Poi arrivò la cannuccia finale. L'asparago cotto è stato rimosso dalla pentola, per essere sostituito lì con il risotto. Potevo a malapena sopportarlo. Questo era il riso per il quale avevamo pagato un premio, presumibilmente a causa della sua ragion d'essere- la salsa densa, cremosa e delicata prodotta da tutto quell'amido amido, l'amido che ora sarebbe completamente disciolto . Mentre stavo lì a fissare sconsolatamente, incredibilmente, nella pentola, quello che vidi non era acqua da cucina, ma una specie di crema elementare di zuppa di asparagi.

Così mentre Matt era impegnato a lanciare insieme i pezzi di riso e asparagi in una botte, con salsa al limone e limonata, ero al lavandino della cucina, che soffiava fieramente su una tazza di liquido bollente, amidaceo, con aroma di asparago che avevo recuperato mentre il resto andava a roteare giù per lo scarico. Quando ci siamo seduti a cena, avevo già fatto un primo pasto fuori dalla spazzatura per conto mio.

Uno scrittore che non può scartare una frase - per quanto abilmente realizzata - per il bene del pezzo è uno scrittore che ha perso (o non ha mai guadagnato) il controllo sulla sua scrittura. Lo stesso è vero per un cuoco. Lo sapevo, ma per agire su di esso dovevo superare una resistenza ostinatamente ostinata a "sprecare" qualsiasi cosa desiderabile, una resistenza che era, in realtà, una manifestazione della mia paura della privazione.

Lentamente ma inesorabilmente, fui vinto round, Matt è stato confermato, e riso in biancoha trovato un posto nella nostra datazione di tutti i giorni. Quello che stavo per scoprire era che cucinare risotti al riso come la pasta non lo rendeva uguale alla pasta. Con il suo tegumento di amido bollito, il riso italiano sviluppa una consistenza a nido d'ape che spugge la salsa che sulla pasta potrebbe essere solo un rivestimento. Questa qualità può essere annegata in un mare di salsa, ma non c'è modo migliore per farne uscire una piccola quantità ricca e delicata che lanciarla in riso.

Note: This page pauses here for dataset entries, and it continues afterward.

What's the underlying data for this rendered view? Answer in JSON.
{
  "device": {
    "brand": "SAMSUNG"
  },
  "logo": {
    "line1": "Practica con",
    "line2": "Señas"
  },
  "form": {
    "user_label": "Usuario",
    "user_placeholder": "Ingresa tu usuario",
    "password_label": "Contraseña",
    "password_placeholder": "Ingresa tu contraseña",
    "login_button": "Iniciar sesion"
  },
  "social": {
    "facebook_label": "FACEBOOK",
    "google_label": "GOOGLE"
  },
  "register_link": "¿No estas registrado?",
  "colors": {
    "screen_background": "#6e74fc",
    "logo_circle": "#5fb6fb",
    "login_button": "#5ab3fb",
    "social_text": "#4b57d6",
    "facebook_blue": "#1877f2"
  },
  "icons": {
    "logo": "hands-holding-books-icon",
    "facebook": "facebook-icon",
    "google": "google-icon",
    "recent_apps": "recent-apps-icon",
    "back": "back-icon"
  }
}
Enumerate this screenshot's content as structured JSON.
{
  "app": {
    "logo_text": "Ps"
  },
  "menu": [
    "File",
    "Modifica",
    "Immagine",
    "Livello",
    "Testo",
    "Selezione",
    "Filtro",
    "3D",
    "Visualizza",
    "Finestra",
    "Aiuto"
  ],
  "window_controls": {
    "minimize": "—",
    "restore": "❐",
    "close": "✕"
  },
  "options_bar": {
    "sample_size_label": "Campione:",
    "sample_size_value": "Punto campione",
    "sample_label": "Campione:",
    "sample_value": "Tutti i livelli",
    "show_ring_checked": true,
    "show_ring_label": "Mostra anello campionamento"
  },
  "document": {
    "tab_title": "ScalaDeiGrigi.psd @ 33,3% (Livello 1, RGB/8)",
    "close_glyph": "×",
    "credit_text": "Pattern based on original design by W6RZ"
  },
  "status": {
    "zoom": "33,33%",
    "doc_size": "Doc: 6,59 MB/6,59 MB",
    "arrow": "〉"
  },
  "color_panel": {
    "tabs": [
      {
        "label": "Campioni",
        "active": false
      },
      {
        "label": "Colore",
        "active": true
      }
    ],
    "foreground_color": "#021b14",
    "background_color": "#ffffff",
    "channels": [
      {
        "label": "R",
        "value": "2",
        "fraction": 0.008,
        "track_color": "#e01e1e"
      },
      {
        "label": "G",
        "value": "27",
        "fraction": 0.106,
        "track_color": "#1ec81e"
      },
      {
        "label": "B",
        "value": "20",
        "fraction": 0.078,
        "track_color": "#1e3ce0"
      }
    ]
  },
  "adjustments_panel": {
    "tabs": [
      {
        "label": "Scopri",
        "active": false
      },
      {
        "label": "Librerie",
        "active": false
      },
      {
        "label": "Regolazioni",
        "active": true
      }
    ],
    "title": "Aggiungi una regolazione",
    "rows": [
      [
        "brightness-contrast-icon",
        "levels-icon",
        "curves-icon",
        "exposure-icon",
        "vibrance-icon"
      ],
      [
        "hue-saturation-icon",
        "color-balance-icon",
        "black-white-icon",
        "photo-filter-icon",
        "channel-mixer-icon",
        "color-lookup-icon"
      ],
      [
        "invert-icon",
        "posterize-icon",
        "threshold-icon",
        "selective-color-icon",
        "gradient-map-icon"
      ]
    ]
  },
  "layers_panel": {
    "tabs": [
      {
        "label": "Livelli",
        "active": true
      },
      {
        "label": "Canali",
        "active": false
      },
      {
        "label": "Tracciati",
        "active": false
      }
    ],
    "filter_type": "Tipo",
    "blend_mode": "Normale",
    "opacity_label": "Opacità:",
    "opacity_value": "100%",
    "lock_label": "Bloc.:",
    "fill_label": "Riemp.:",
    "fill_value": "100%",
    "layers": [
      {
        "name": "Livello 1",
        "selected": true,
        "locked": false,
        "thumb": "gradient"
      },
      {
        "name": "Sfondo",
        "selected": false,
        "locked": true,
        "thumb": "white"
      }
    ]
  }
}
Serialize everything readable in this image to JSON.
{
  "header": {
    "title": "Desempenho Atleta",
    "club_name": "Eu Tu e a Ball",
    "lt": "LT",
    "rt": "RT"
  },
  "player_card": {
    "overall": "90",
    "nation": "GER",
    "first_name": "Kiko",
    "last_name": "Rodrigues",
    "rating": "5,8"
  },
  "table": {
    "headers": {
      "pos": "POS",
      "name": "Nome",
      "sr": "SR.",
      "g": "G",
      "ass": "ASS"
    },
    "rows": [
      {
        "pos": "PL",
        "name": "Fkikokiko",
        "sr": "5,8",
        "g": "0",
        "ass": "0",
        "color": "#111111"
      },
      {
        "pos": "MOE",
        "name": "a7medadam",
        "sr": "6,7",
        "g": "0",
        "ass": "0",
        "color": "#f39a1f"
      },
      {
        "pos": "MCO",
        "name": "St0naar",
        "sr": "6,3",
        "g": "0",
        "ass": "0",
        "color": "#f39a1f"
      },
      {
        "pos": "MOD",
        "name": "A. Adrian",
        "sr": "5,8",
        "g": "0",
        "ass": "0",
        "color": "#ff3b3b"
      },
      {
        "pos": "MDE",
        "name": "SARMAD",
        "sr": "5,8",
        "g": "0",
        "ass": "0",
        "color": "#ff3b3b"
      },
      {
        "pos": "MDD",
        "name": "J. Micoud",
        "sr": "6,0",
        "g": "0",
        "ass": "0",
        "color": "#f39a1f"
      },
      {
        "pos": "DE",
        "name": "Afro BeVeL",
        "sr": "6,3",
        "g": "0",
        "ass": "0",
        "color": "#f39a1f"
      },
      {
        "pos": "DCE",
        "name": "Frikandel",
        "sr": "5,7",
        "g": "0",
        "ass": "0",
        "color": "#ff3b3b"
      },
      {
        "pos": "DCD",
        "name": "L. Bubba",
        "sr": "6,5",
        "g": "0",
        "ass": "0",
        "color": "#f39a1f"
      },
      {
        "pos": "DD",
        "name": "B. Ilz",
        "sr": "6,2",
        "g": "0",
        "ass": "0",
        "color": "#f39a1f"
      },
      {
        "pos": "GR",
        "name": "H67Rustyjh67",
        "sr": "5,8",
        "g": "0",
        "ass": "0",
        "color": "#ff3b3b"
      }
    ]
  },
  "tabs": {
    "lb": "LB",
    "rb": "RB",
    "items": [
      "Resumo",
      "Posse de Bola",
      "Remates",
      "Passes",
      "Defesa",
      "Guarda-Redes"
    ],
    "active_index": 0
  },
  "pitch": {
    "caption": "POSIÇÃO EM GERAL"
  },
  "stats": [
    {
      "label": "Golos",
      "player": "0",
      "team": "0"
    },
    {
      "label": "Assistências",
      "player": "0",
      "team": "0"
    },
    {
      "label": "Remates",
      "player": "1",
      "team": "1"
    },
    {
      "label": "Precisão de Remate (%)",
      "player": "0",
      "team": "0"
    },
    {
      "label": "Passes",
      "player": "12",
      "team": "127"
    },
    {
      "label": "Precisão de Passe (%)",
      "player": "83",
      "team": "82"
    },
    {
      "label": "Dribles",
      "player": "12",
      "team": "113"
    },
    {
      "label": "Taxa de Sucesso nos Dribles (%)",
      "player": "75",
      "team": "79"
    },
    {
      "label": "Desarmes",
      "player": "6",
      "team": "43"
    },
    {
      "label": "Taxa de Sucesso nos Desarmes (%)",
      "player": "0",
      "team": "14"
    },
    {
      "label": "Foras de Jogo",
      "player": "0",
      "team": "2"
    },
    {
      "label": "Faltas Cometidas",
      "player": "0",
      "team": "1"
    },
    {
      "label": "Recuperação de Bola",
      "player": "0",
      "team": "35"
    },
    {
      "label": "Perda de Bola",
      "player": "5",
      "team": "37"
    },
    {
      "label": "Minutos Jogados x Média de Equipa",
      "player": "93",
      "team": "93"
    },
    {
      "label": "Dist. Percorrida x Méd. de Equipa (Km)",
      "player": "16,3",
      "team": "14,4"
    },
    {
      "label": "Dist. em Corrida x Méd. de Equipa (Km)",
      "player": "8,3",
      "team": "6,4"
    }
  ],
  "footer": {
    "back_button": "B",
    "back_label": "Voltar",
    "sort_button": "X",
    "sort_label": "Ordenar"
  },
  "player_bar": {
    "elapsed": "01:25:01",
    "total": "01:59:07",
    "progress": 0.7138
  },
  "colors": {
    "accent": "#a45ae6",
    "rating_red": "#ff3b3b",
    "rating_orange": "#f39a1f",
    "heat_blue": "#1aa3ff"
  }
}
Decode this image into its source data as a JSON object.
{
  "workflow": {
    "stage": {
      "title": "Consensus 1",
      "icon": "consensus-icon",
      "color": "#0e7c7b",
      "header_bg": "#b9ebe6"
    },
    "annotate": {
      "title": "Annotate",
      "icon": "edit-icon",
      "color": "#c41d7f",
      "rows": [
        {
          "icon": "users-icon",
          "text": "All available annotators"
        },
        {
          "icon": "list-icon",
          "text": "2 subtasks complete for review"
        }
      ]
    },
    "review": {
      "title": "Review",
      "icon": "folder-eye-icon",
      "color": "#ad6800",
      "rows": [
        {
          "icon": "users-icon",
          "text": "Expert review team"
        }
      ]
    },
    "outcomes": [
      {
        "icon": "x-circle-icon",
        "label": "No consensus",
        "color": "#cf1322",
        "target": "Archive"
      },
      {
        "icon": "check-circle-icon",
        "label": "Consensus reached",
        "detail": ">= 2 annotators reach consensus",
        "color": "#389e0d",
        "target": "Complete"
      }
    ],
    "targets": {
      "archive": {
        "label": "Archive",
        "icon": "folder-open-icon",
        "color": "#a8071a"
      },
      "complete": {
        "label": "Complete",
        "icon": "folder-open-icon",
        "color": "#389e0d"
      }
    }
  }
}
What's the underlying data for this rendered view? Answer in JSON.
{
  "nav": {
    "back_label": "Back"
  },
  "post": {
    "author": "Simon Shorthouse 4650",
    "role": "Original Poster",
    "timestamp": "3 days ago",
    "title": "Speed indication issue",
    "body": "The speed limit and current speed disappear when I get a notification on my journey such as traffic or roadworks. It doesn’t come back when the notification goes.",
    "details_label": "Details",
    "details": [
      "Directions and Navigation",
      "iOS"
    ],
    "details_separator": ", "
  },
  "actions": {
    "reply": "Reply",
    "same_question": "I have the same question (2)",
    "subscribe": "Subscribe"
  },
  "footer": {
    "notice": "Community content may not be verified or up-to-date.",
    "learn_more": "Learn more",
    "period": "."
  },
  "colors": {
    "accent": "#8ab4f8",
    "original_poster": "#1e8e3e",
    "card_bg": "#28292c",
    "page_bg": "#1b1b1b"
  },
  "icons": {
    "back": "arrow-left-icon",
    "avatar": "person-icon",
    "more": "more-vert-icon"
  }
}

Inoltre, naturalmente, ha il sapore del riso, e ci sono alcuni cibi e aromi assortiti che si abbinano al riso come fanno con nient'altro. Secondo me, gli asparagi sono migliori con il riso che con la pasta e così sono, per esempio, piselli freschi, prosciutto, fegato di pollo e gamberetti. Fai saltare un po 'di sedano nel burro, mescola in riso in bianco , e non penserai mai più allo stesso modo a quel vegetale. E il riso è quello di saggiare la pasta per origano: l'amido che dà a quell'erba la sua ragione d'essere. I nostri piatti a base di riso sono meno ricchi di burro e formaggio, anche se chiunque soccomba alla chiamata di Elizabeth David per mangiare il loro riso in bianco"con abbondante parmigiano grattugiato e una quantità illimitata di buon burro fresco di campagna" riceverà nessun rimprovero da noi.

Riso in Bianco (ricetta base)

3 o 4 litri di acqua

sale puro

1/2 sterlina (circa 1 tazza) riso italiano

In primo luogo, è utile notare che il riso viene aggiunto all'acqua a poggia- in un flusso sottile e costante in modo che l'acqua continui a spumeggiare. Un modo semplice per farlo è mettere il riso in una brocca e, inclinandolo con cura sopra la pentola, versare lentamente i chicchi dal beccuccio versandolo nell'acqua bollente. E ricorda che più pura è l'acqua di cottura, più il gusto di questo delizioso riso verrà fuori.

Porta l'acqua ad ebollizione in una pentola capiente e sale come si fa per cuocere la pasta. Versare il riso a pioggiae mescolare una volta con un grosso cucchiaio di legno. Quando l'acqua ritorna ad ebollizione, abbassare il fuoco e far sobbollire il riso finché non è appena al dente, da 15 a 18 minuti. Quando il riso è pronto, scolalo delicatamente in un colino o colino, lasciando che il liquido colato fuori da sé, ma non scuotendolo secco.